A group of four cyclists stopped to help. Gordon told one biker to call 911, told another to figure out exactly where they were, told the third to get on the road to flag down the ambulance when it came, and drafted the fourth to help with CPR.

They performed CPR.

An ER doc who was also riding the trail stopped about four minutes later and took over. When the ambulance arrived the EMTs were able to restart the man’s heart. We don’t know how the man fared after that.

So let’s back up and see how my husband happened to be on that trail at that particular moment.

Gordon and I were supposed to be up at in the mountains with friends for the weekend, but our friends bailed.

We live on Seattle’s eastside and decided to ride bikes the next day instead of going to the mountains. It would be a short ride because I’m still working on my distance (25 miles and counting!). That morning I woke up feeling ill and decided I needed to stay close to home.

That left Gordon free to take one of his favorite long rides, across 520, up the west side of Lake Washington, over the top, and down the Burke-Gilman trail.

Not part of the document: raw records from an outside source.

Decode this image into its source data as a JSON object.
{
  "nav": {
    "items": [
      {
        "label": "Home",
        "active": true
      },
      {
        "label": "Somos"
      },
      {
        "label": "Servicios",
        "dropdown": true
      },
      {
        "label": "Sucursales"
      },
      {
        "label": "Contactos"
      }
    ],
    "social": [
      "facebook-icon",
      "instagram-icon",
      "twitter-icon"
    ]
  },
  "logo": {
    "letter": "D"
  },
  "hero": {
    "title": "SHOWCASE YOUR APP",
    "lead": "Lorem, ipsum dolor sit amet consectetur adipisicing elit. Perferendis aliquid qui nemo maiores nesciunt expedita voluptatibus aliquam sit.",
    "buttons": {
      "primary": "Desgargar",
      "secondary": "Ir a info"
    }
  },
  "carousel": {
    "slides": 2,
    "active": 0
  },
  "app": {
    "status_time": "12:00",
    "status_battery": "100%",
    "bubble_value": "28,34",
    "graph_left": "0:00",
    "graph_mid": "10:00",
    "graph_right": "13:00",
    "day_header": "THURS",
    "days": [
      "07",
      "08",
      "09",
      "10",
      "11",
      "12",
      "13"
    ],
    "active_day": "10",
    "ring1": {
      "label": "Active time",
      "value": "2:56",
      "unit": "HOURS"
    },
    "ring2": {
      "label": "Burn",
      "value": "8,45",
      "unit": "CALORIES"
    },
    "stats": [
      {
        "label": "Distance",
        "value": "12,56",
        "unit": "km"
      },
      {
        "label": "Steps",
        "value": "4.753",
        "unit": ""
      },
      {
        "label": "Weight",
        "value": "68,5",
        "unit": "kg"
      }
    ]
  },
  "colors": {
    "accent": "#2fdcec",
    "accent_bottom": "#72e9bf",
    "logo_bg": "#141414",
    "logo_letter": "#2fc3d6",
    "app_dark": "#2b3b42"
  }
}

It boggles the mind to think of all the forces that put Gordon on that trial at that moment, seconds after the man collapsed. Yes, it was a busy trail, and yes, the ER doctor was only about four minutes after Gordon, but four minutes is a long time to a dead man.

Is it divine intervention or randomness of the universe that put Gordon on that trail? I’m a church-goer, so I don’t take that question lightly. There are many things that we can’t control: whether friends bail on us for a weekend, whether we wake up sick, etc.

But there are some things we can control.

The more people on that trail who knew CPR the better that runner’s chances were, the more likely that he could go home to his family, the less left to serendipity of two doctors passing the same spot within scant minutes.

Again, we don’t know if the man survived. Some stories have very unhappy endings. Life can crush our souls during those moments. My heart goes out to his family if he did not make it.

What we do know is that Gordon’s knowledge of CPR gave that man a fighting chance.

Whatever your philosophy or religion, you can’t control everything in your life, even if you try. But there are choices and decisions to make.

After Gordon told me what happened I signed up for a CPR class. I chose to improve the chances for my friends, my neighbors, and especially, for Gordon.

I’m happy to say I’m now certified by the Red Cross in CPR and First Aid.

In this chaotic, unpredictable life, what do you choose? For my sake, in case you are passing by when I need you, I hope you choose to take a CPR class.